For some people they are just something that lurks in the background. A small movement in the shadows occasionally popping out and get in the way for a while before being banished back to the shadows again or shut behind a locked door not to be given a second thought for the next decade.

For some they walk with you every day as a constant companion. An inverted shadow that surrounds you blocking out light you instead of beneath your feet created by light.
This thing, this invisible entity, is an invisible succubus that feeds on your soul with barbs so deeply embedded in you they become part of your physical being. Part of your flesh. The makeup of your bones, eating into your soul.
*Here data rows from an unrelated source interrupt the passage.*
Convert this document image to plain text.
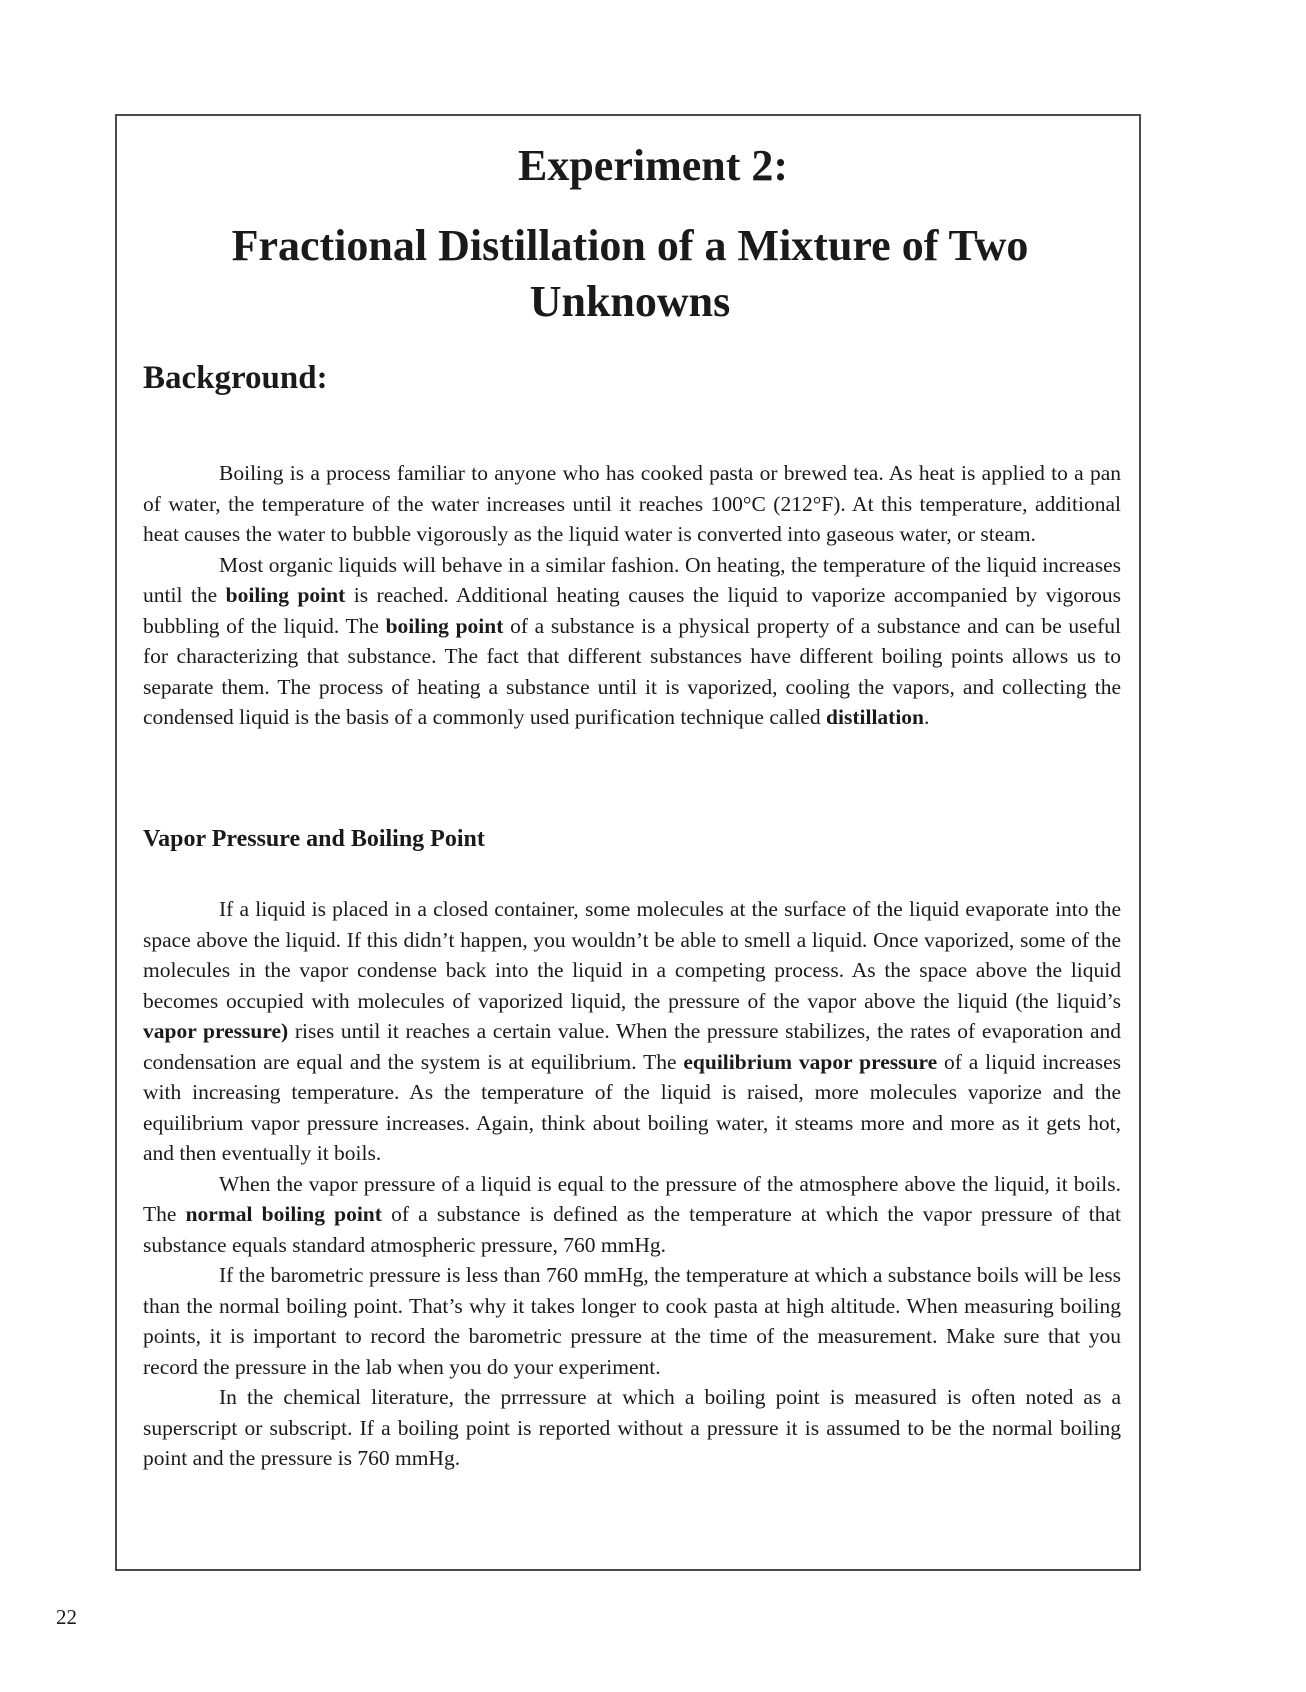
Experiment 2:
Fractional Distillation of a Mixture of Two Unknowns
Background:

Boiling is a process familiar to anyone who has cooked pasta or brewed tea. As heat is applied to a pan of water, the temperature of the water increases until it reaches 100°C (212°F). At this temperature, additional heat causes the water to bubble vigorously as the liquid water is converted into gaseous water, or steam.

Most organic liquids will behave in a similar fashion. On heating, the temperature of the liquid increases until the boiling point is reached. Additional heating causes the liquid to vaporize accompanied by vigorous bubbling of the liquid. The boiling point of a substance is a physical property of a substance and can be useful for characterizing that substance. The fact that different substances have different boiling points allows us to separate them. The process of heating a substance until it is vaporized, cooling the vapors, and collecting the condensed liquid is the basis of a commonly used purification technique called distillation.

Vapor Pressure and Boiling Point

If a liquid is placed in a closed container, some molecules at the surface of the liquid evaporate into the space above the liquid. If this didn’t happen, you wouldn’t be able to smell a liquid. Once vaporized, some of the molecules in the vapor condense back into the liquid in a competing process. As the space above the liquid becomes occupied with molecules of vaporized liquid, the pressure of the vapor above the liquid (the liquid’s vapor pressure) rises until it reaches a certain value. When the pressure stabilizes, the rates of evaporation and condensation are equal and the system is at equilibrium. The equilibrium vapor pressure of a liquid increases with increasing temperature. As the temperature of the liquid is raised, more molecules vaporize and the equilibrium vapor pressure increases. Again, think about boiling water, it steams more and more as it gets hot, and then eventually it boils.

When the vapor pressure of a liquid is equal to the pressure of the atmosphere above the liquid, it boils. The normal boiling point of a substance is defined as the temperature at which the vapor pressure of that substance equals standard atmospheric pressure, 760 mmHg.

If the barometric pressure is less than 760 mmHg, the temperature at which a substance boils will be less than the normal boiling point. That’s why it takes longer to cook pasta at high altitude. When measuring boiling points, it is important to record the barometric pressure at the time of the measurement. Make sure that you record the pressure in the lab when you do your experiment.

In the chemical literature, the prrressure at which a boiling point is measured is often noted as a superscript or subscript. If a boiling point is reported without a pressure it is assumed to be the normal boiling point and the pressure is 760 mmHg.

22
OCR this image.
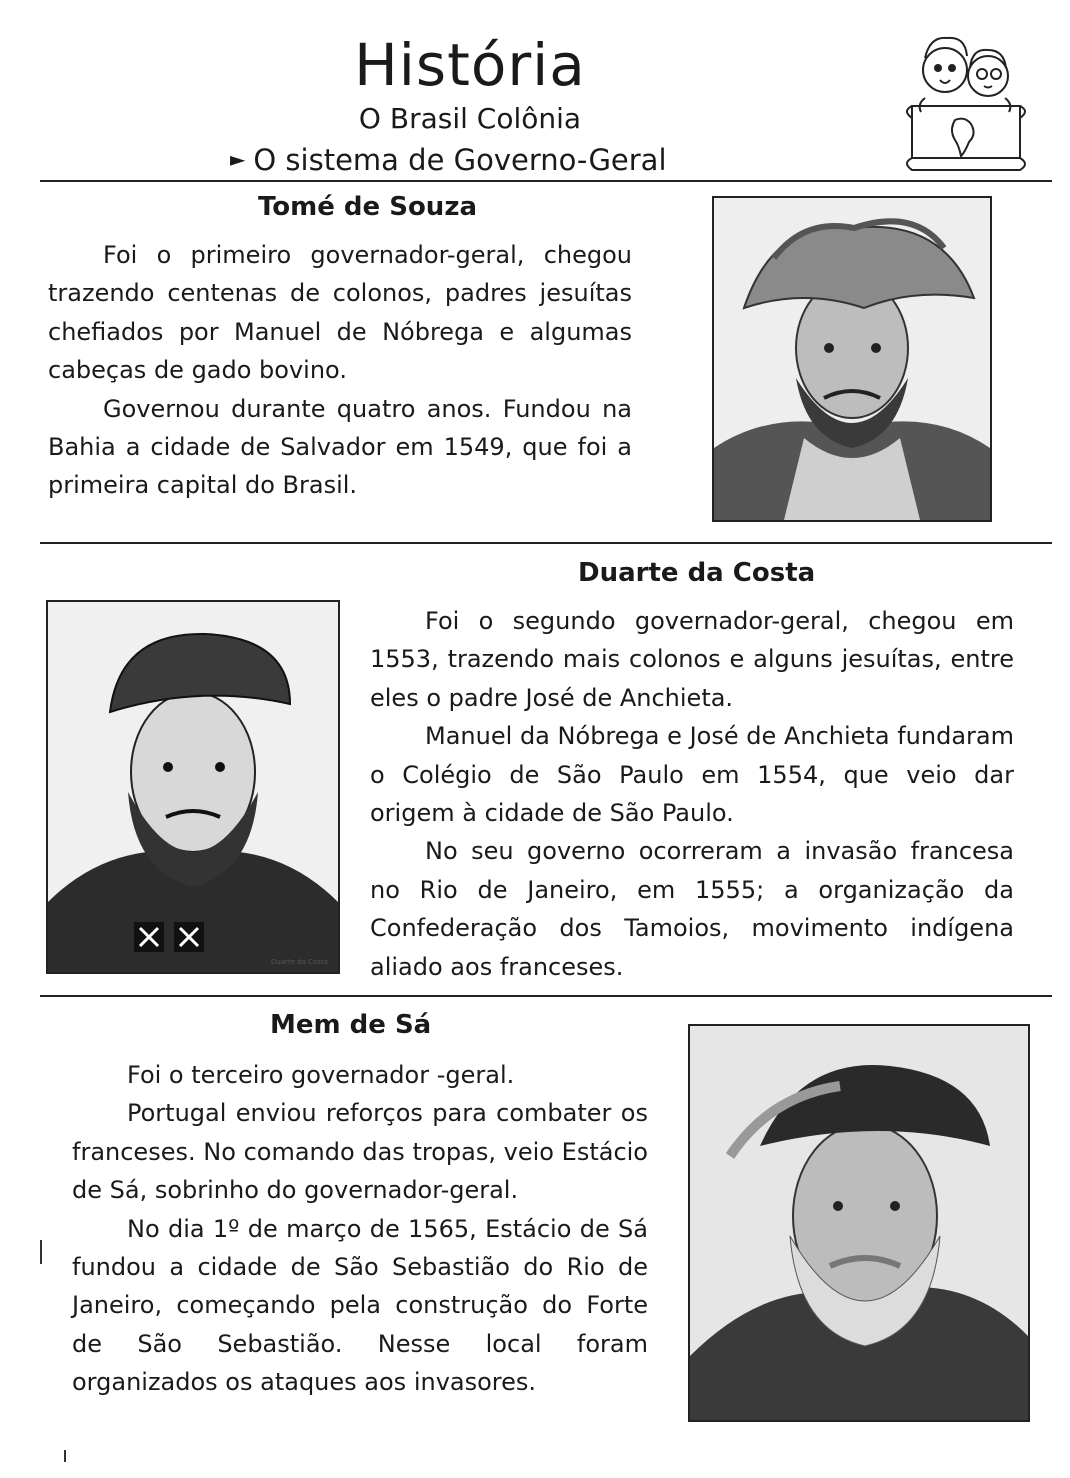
História
O Brasil Colônia
► O sistema de Governo-Geral
Tomé de Souza

Foi o primeiro governador-geral, chegou trazendo centenas de colonos, padres jesuítas chefiados por Manuel de Nóbrega e algumas cabeças de gado bovino.

Governou durante quatro anos. Fundou na Bahia a cidade de Salvador em 1549, que foi a primeira capital do Brasil.

Duarte da Costa

Foi o segundo governador-geral, chegou em 1553, trazendo mais colonos e alguns jesuítas, entre eles o padre José de Anchieta.

Manuel da Nóbrega e José de Anchieta fundaram o Colégio de São Paulo em 1554, que veio dar origem à cidade de São Paulo.

No seu governo ocorreram a invasão francesa no Rio de Janeiro, em 1555; a organização da Confederação dos Tamoios, movimento indígena aliado aos franceses.

Duarte da Costa
Mem de Sá

Foi o terceiro governador -geral.

Portugal enviou reforços para combater os franceses. No comando das tropas, veio Estácio de Sá, sobrinho do governador-geral.

No dia 1º de março de 1565, Estácio de Sá fundou a cidade de São Sebastião do Rio de Janeiro, começando pela construção do Forte de São Sebastião. Nesse local foram organizados os ataques aos invasores.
Usually you manage to hide it from the outside world. Often it's a lonely existence in this twilight world, surrounded by people who can't see inside. You are hidden by a veneer built up from a lifetime of practice. Occasionally a crack appears in this veneer and when it does the darkness comes flowing out like a gushing uncontrollable flow of magma burning everything it touches, turning you into a hateful exhibition of every wrong type of emotion.

I'm one of the latter.

If you are one of the former I envy you. I wish I could be like you. I try, god fucking knows I try. But sooner or later I always seem to end up driving people away and destroying everything around me.
I bring these problems with me. I carry this huge weight on my shoulders like Atlas carrying the weight of the world as a punishment from Zeus, only... I don't know what I'm being punished for.

I characterise my succubus as a thick dark cloud, sometimes as a black dog. Visualising it helps me leash it. Sometimes its just hanging around and I almost manage to forget it but other times the cloud grows and it surrounds me like a thick solid substance. It squeezes me with a force that makes my movements slow. It becomes a treacle through which I steadily move and it invades my head makes thinking rationally difficult.

I don't like myself much. I find I often distance myself from people, I don't see or contact friends for sometimes years at a time. People think I am bad tempered. I'm not.
Sometimes I have tried to explain this to people. The usual response is "You've always been a miserable bastard".

I am seldom at peace with myself. I don't think I am a nice person. I have no love for myself.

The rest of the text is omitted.